WHY IT MATTERS: The $455 billion bank reported a 9% year-over-year increase in total non-interest expenses to $5 billion driven by investments in the digital capabilities to improve Capital One’s underwriting, marketing and product capabilities, Fairbank said.

“The gradual operating efficiency improvement is what we are continuing to drive for through the leveraging of our tech transformation even as we continue to invest,” he said. “[Capital One will] continue to support the various technology players, who have developed payment innovations, and we continue to develop innovations of our own.”
THE BIG PICTURE: While the McLean, Va.-based bank spent more money to improve its digital capabilities, it experienced some turbulence in its income figures, signaling that tougher economic times may be ahead, per the earnings release from the company.
BY THE NUMBERS: Capital One reported for Q4:
- Net income fell 49% YoY to $1.2 billion;
- Non-interest income rose 10% YoY to $1.8 billion; and
- Communications and data processing expenses increased 8% YoY to $352 million.
NOTEWORTHY: The company cut more than 1,100 tech workers on the Agile Development team in January, according to a Capital One release. Agile development duties will be folded into the company’s “core” IT roles.
STATE OF PLAY: Capital One is planning for a “modestly worse economic outlook” than it assumed during Q3, Chief Financial Officer Andrew Young said during the call. The sentiment echoes other companies including Goldman Sachs that made similar comments during the Q4 earnings season.
THE BOTTOM LINE: Despite a bleaker-than-expected economic outlook for 2023 and a reduced workforce, Capital One anticipates the increase in tech-related expenses to be a continuing trend moving forward, Fairbank said during the call.

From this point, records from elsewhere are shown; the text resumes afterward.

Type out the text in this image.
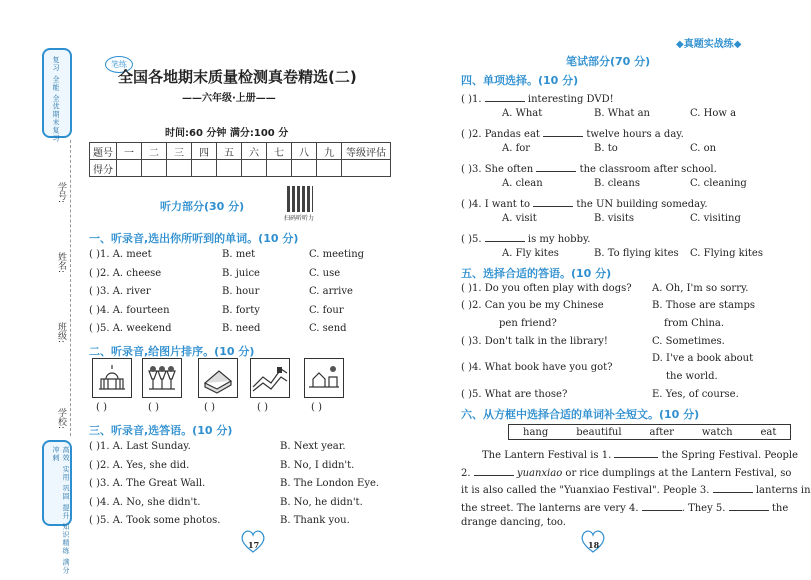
◆真题实战练◆
复习 全能 全优期末复习
高效 实用 巩固 提升 知识精练 满分冲刺
学号:
姓名:
班级:
学校:
笔练
全国各地期末质量检测真卷精选(二)
——六年级·上册——
时间:60 分钟 满分:100 分
题号	一	二	三	四	五	六	七	八	九	等级评估
得分										
听力部分(30 分)
扫码听听力
一、听录音,选出你所听到的单词。(10 分)
( )1. A. meet	B. met	C. meeting
( )2. A. cheese	B. juice	C. use
( )3. A. river	B. hour	C. arrive
( )4. A. fourteen	B. forty	C. four
( )5. A. weekend	B. need	C. send
二、听录音,给图片排序。(10 分)
( )	( )	( )	( )	( )
三、听录音,选答语。(10 分)
( )1. A. Last Sunday.	B. Next year.
( )2. A. Yes, she did.	B. No, I didn't.
( )3. A. The Great Wall.	B. The London Eye.
( )4. A. No, she didn't.	B. No, he didn't.
( )5. A. Took some photos.	B. Thank you.
17
笔试部分(70 分)
四、单项选择。(10 分)
( )1.	interesting DVD!
A. What	B. What an	C. How a
( )2. Pandas eat	twelve hours a day.
A. for	B. to	C. on
( )3. She often	the classroom after school.
A. clean	B. cleans	C. cleaning
( )4. I want to	the UN building someday.
A. visit	B. visits	C. visiting
( )5.	is my hobby.
A. Fly kites	B. To flying kites C. Flying kites
五、选择合适的答语。(10 分)
( )1. Do you often play with dogs? A. Oh, I'm so sorry.
( )2. Can you be my Chinese	B. Those are stamps
pen friend?	from China.
( )3. Don't talk in the library!	C. Sometimes.
D. I've a book about
( )4. What book have you got?
the world.
( )5. What are those?	E. Yes, of course.
六、从方框中选择合适的单词补全短文。(10 分)
hang	beautiful	after	watch	eat
The Lantern Festival is 1.	the Spring Festival. People
2.	yuanxiao or rice dumplings at the Lantern Festival, so
it is also called the "Yuanxiao Festival". People 3.	lanterns in
the street. The lanterns are very 4.	. They 5.	the
drange dancing, too.
18
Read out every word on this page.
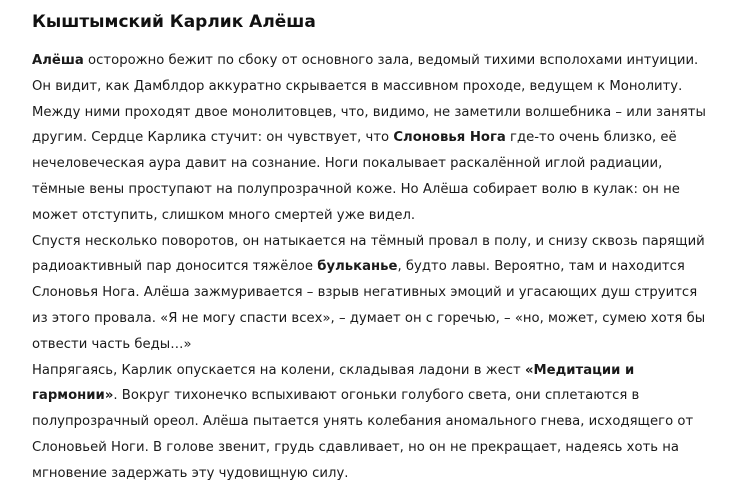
Кыштымский Карлик Алёша

Алёша осторожно бежит по сбоку от основного зала, ведомый тихими всполохами интуиции. Он видит, как Дамблдор аккуратно скрывается в массивном проходе, ведущем к Монолиту. Между ними проходят двое монолитовцев, что, видимо, не заметили волшебника – или заняты другим. Сердце Карлика стучит: он чувствует, что Слоновья Нога где-то очень близко, её нечеловеческая аура давит на сознание. Ноги покалывает раскалённой иглой радиации, тёмные вены проступают на полупрозрачной коже. Но Алёша собирает волю в кулак: он не может отступить, слишком много смертей уже видел.

Спустя несколько поворотов, он натыкается на тёмный провал в полу, и снизу сквозь парящий радиоактивный пар доносится тяжёлое бульканье, будто лавы. Вероятно, там и находится Слоновья Нога. Алёша зажмуривается – взрыв негативных эмоций и угасающих душ струится из этого провала. «Я не могу спасти всех», – думает он с горечью, – «но, может, сумею хотя бы отвести часть беды…»

Напрягаясь, Карлик опускается на колени, складывая ладони в жест «Медитации и гармонии». Вокруг тихонечко вспыхивают огоньки голубого света, они сплетаются в полупрозрачный ореол. Алёша пытается унять колебания аномального гнева, исходящего от Слоновьей Ноги. В голове звенит, грудь сдавливает, но он не прекращает, надеясь хоть на мгновение задержать эту чудовищную силу.
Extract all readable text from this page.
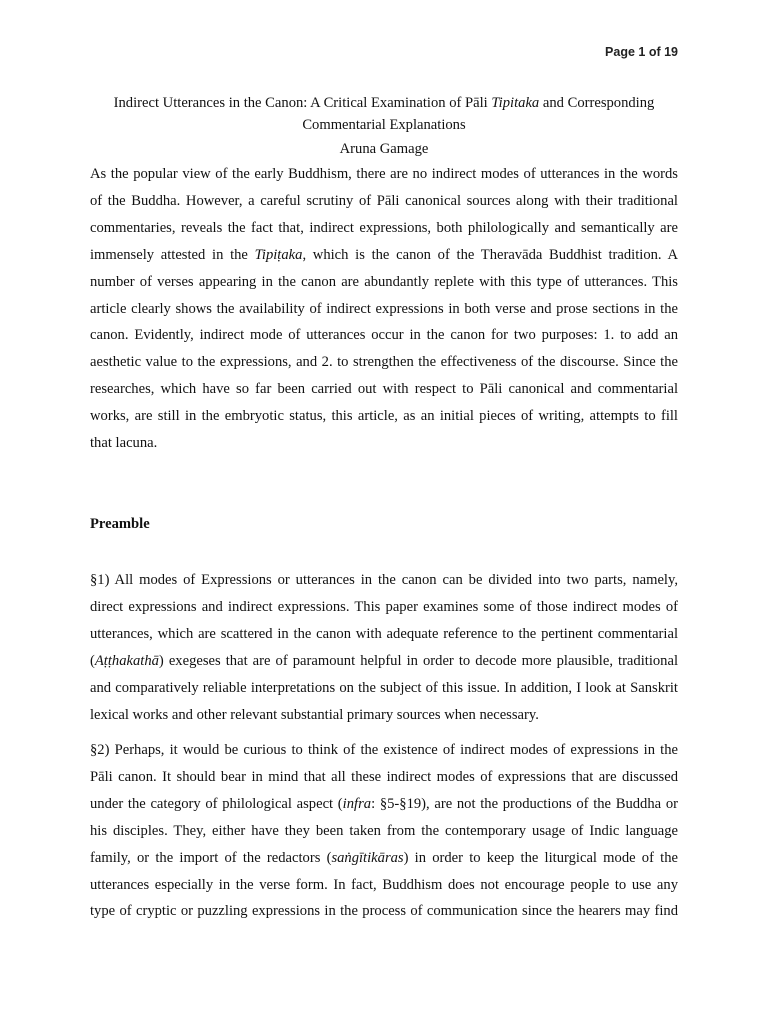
Page 1 of 19
Indirect Utterances in the Canon: A Critical Examination of Pāli Tipitaka and Corresponding
Commentarial Explanations
Aruna Gamage
As the popular view of the early Buddhism, there are no indirect modes of utterances in the words
of the Buddha. However, a careful scrutiny of Pāli canonical sources along with their traditional
commentaries, reveals the fact that, indirect expressions, both philologically and semantically are
immensely attested in the Tipiṭaka, which is the canon of the Theravāda Buddhist tradition. A
number of verses appearing in the canon are abundantly replete with this type of utterances. This
article clearly shows the availability of indirect expressions in both verse and prose sections in the
canon. Evidently, indirect mode of utterances occur in the canon for two purposes: 1. to add an
aesthetic value to the expressions, and 2. to strengthen the effectiveness of the discourse. Since the
researches, which have so far been carried out with respect to Pāli canonical and commentarial
works, are still in the embryotic status, this article, as an initial pieces of writing, attempts to fill
that lacuna.
Preamble
§1) All modes of Expressions or utterances in the canon can be divided into two parts, namely,
direct expressions and indirect expressions. This paper examines some of those indirect modes of
utterances, which are scattered in the canon with adequate reference to the pertinent commentarial
(Aṭṭhakathā) exegeses that are of paramount helpful in order to decode more plausible, traditional
and comparatively reliable interpretations on the subject of this issue. In addition, I look at Sanskrit
lexical works and other relevant substantial primary sources when necessary.
§2) Perhaps, it would be curious to think of the existence of indirect modes of expressions in the
Pāli canon. It should bear in mind that all these indirect modes of expressions that are discussed
under the category of philological aspect (infra: §5-§19), are not the productions of the Buddha or
his disciples. They, either have they been taken from the contemporary usage of Indic language
family, or the import of the redactors (saṅgītikāras) in order to keep the liturgical mode of the
utterances especially in the verse form. In fact, Buddhism does not encourage people to use any
type of cryptic or puzzling expressions in the process of communication since the hearers may find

“[Capital One will continue] to lean into our opportunities to continue to invest in the tech opportunities that we see and the opportunities to create breakthroughs in the marketplace and continue to transform how we work,” he said. “The gradual operating efficiency improvement is what we are continuing to drive for through the leveraging of our tech transformation even as we continue to invest.”